Robert Butler (Photo: Channel 5 FOX San Diego)

“In 30 years of doing this, this was right there as far as one of the gnarliest ones we’ve seen,” Butler said.

He said once he realized where the boat was stranded and the danger surrounding it, he suggested they call the Coast Guard.

“They were adamant that we don’t call,” Butler said. “So, we called anyway because it’s a safety thing for us.” ‘This was the one’: Local lifeguard among first to respond to deadly boat wreck.

A lifeguard who helped rescue passengers from the water said the boat had disintegrated with video showing a field of debris in the water. The Coast Guard suspended its search and response mission in the area Monday morning. Twenty-nine people were rescued and three died.

U.S. Customs and Border Protection said in a Tuesday update that all except two people onboard the boat were Mexican nationals with no legal status to enter the U.S. One person was trying to enter the U.S. from Guatemala and the captain of the boat, a U.S. citizen, was turned over to U.S. Immigration and Customs Enforcement, CBP said.

Butler said some of the casualties were put on the deck of their boat, a vessel capable of navigating kelp without getting stuck. He said the suspected smuggler is well known and anchors near North Island, an area known as “the zoo.”

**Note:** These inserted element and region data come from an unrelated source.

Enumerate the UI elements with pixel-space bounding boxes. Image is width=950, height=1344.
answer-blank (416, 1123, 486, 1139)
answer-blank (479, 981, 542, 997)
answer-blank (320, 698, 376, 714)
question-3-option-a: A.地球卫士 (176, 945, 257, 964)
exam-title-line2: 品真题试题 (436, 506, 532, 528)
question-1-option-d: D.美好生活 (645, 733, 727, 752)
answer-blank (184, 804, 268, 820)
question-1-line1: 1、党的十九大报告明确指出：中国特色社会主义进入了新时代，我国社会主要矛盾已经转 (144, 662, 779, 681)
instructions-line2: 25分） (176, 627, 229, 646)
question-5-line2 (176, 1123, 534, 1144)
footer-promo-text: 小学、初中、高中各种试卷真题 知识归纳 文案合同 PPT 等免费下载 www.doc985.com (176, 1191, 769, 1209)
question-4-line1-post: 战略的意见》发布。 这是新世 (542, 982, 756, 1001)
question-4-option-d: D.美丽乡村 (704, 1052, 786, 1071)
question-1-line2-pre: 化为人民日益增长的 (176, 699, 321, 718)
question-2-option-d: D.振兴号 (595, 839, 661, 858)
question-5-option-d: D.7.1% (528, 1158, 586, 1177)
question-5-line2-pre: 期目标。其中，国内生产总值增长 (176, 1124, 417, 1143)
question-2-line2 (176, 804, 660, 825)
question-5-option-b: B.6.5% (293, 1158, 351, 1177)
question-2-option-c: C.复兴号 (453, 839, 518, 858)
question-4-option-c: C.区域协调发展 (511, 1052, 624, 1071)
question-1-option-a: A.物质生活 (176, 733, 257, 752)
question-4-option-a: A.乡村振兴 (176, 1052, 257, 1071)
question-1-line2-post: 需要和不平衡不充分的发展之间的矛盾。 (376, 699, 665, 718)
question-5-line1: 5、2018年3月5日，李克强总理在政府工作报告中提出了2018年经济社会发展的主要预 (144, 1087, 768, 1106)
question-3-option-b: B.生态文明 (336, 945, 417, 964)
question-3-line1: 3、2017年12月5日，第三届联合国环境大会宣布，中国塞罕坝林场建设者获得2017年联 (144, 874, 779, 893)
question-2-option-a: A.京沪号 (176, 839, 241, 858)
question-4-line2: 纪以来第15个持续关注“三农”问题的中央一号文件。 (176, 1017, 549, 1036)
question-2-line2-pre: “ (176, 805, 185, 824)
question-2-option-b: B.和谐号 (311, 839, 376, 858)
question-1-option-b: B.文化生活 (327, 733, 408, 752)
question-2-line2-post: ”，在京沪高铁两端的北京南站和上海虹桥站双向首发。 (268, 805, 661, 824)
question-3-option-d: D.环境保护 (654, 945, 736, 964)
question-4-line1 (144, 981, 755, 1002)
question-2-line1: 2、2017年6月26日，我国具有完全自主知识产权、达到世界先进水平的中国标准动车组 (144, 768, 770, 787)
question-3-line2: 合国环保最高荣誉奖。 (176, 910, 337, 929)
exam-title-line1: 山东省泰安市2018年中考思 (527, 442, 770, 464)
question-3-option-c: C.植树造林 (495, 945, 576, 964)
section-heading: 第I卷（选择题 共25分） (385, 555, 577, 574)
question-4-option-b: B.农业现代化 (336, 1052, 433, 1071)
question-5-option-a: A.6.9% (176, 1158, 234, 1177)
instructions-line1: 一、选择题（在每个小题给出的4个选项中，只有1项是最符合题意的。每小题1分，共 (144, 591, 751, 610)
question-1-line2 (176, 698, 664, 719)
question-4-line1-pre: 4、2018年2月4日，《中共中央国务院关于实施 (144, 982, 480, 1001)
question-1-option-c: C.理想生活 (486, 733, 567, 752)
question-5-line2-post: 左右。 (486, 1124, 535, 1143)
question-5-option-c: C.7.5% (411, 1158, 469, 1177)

“It’s basically where people anchor for free,” Butler said. “They’re known as bouncers. They know exactly how long they can stay before they have to move on to the next spot.”

Twenty-eight people were taken into Border Patrol custody for processing, including an unaccompanied 15-year-old boy.  The others were between 18-39 years old, including 21 men and 6 women. 

The Coast Guard and CBP said the incident is still under investigation.